Lorsque le roi de Sennar éternue, ses courtisans lui tournent le dos, en se donnant de la main une claque sur la fesse droite.

En Guinée au XVIIIe siècle, s’il arrivait à un personnage important d’éternuer, tous ceux qui étaient là tombaient à genoux, baisaient la terre, battaient des mains et lui souhaitaient toutes sortes de bonheur et de prospérité.

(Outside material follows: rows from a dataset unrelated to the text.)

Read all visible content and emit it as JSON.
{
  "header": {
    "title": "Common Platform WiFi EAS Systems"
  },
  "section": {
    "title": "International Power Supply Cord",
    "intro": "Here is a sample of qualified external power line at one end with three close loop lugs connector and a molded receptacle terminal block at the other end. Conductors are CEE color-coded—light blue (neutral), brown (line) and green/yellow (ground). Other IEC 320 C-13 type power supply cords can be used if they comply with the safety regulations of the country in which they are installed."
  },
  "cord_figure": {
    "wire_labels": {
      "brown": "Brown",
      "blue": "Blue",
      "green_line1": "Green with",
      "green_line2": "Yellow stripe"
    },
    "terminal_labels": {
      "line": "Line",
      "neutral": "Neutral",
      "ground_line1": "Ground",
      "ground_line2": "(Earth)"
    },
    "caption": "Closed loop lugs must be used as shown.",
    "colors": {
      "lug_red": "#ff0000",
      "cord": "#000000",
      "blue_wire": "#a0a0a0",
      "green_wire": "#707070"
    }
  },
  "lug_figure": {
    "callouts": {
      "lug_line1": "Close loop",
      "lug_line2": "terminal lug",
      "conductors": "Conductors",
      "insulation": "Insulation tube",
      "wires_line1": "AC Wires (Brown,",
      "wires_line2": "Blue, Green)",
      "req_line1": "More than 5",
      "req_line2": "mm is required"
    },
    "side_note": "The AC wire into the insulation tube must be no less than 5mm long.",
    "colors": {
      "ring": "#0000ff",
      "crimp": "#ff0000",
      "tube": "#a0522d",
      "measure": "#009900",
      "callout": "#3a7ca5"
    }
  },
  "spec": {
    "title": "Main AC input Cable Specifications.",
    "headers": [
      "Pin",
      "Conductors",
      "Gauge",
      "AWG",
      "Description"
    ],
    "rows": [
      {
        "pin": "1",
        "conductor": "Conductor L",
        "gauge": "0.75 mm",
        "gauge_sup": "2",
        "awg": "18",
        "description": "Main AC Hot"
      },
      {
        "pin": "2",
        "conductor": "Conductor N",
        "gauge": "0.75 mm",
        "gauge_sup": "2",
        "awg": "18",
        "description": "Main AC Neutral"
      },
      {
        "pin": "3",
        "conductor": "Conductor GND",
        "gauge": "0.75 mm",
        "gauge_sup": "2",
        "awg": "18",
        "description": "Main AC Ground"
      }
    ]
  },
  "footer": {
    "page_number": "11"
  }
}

Pline rapporte que Tibère qui, dit-il, était certainement le plus sombre des hommes, exigeait qu’on le saluât lorsqu’il éternuait et cela même en voiture. Et Pline s’étonne demandant d’où vient cette coutume. Nous pouvons maintenant lui répondre que c’était là un usage magico-religieux. La salutation chez les Primitifs fut tout d’abord une sorte de conjuration magique. Elle pouvait être destinée soit à écarter le danger qui s’annonçait ainsi : la fuite de la vie ou l’invasion de quelque mauvais esprit, soit à s’emparer des puissances favorables dont il était d’autres fois la manifestation. De l’incantation à la prière, il n’y a qu’un pas. Un vœu, un souhait peuvent être l’une ou l’autre selon l’atmosphère dans laquelle ils se formulent.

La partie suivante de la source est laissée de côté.